É fácil apontar o dedo para o TikTok ou para os artistas, mas e nós, consumidores? O algoritmo da plataforma não surge de maneira espontânea; ele reflete as nossas escolhas, as músicas que priorizamos, aquelas fáceis de assimilar, rápidas de consumir e que não exigem esforço emocional. Se continuarmos nesse ciclo, estamos condenando a música a um futuro no qual a superficialidade será a norma, em que o que importa é apenas o “agora” e não a profundidade.
Por outro lado, o TikTok também tem o potencial de ser uma ferramenta de descoberta genuína. Ele oferece uma plataforma na qual artistas independentes podem surgir e alcançar vozes que jamais teriam sido ouvidas. Estamos dispostos a procurar por qualidade, a dar espaço para a inovação e para aqueles que buscam mais do que a fama instantânea, ou vamos nos contentar com o que é entregue a nós de forma superficial?
Estamos em uma encruzilhada. O TikTok não precisa ser o vilão dessa história. Ele pode coexistir com a arte, com a profundidade musical, mas isso requer um esforço coletivo. Não apenas das gravadoras, dos artistas, mas de nós, os ouvintes. Precisamos reavaliar o que procuramos na música e o que estamos dispostos a apoiar.

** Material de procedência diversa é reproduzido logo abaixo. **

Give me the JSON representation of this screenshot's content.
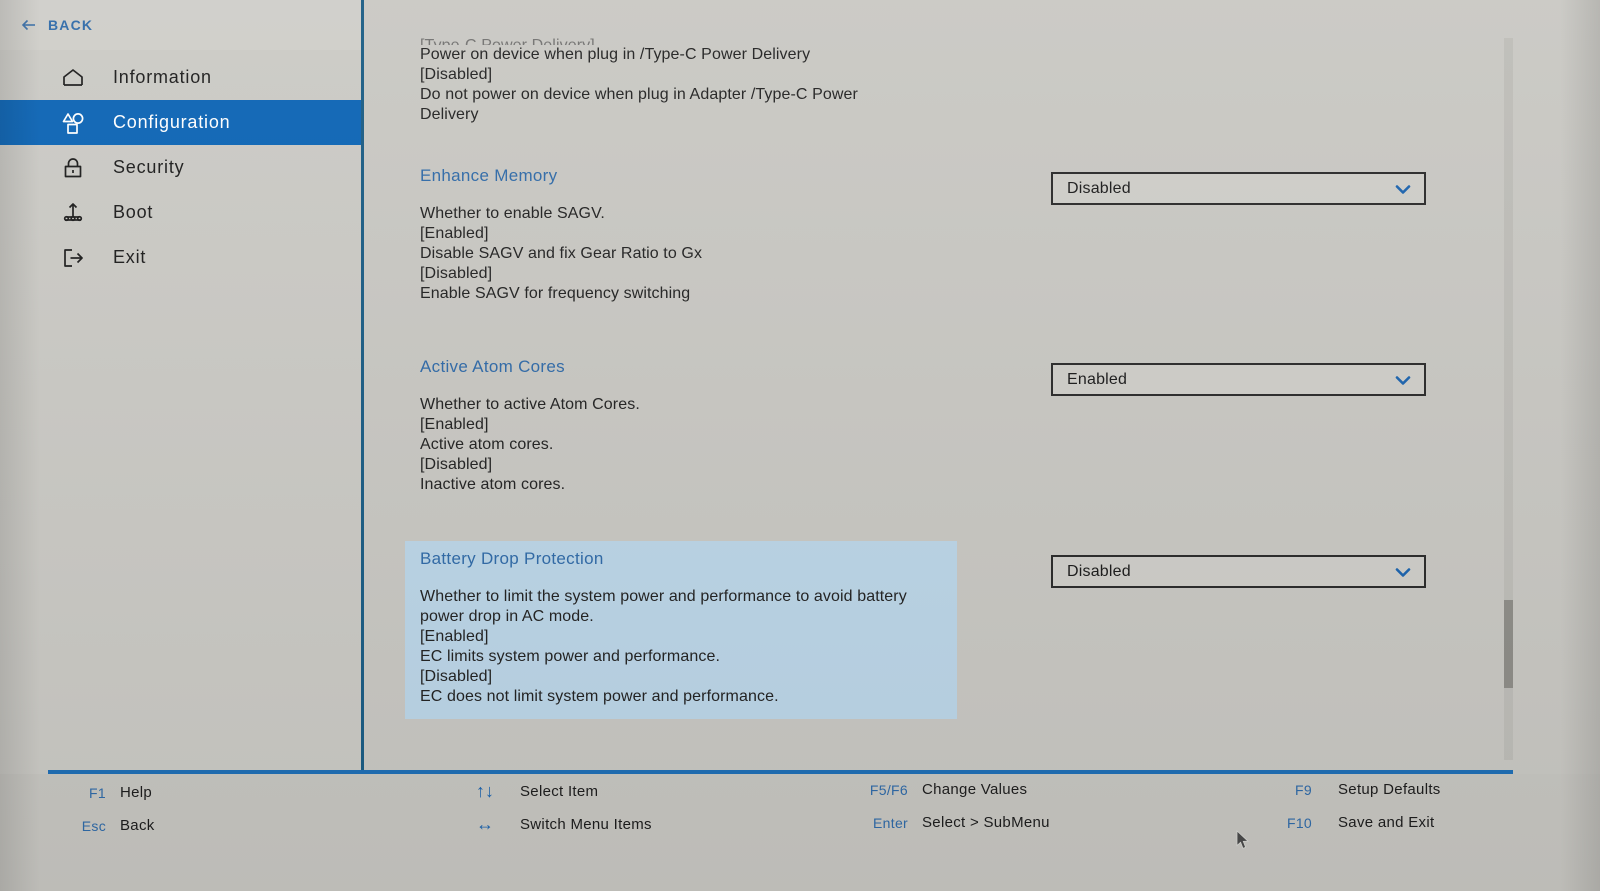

A música sempre foi uma das expressões mais poderosas da humanidade. Ela conecta, transforma, ressoa com a nossa dor e celebra nossas vitórias. Muitas vezes, ela dá sentido ao caos que enfrentamos. O grande desafio agora é garantir que a música continue a cumprir esse papel em um mundo que constantemente prioriza o rápido e o descartável. A pergunta que fica é se ainda sabemos ouvir, ou estamos apenas passando por mais uma trend?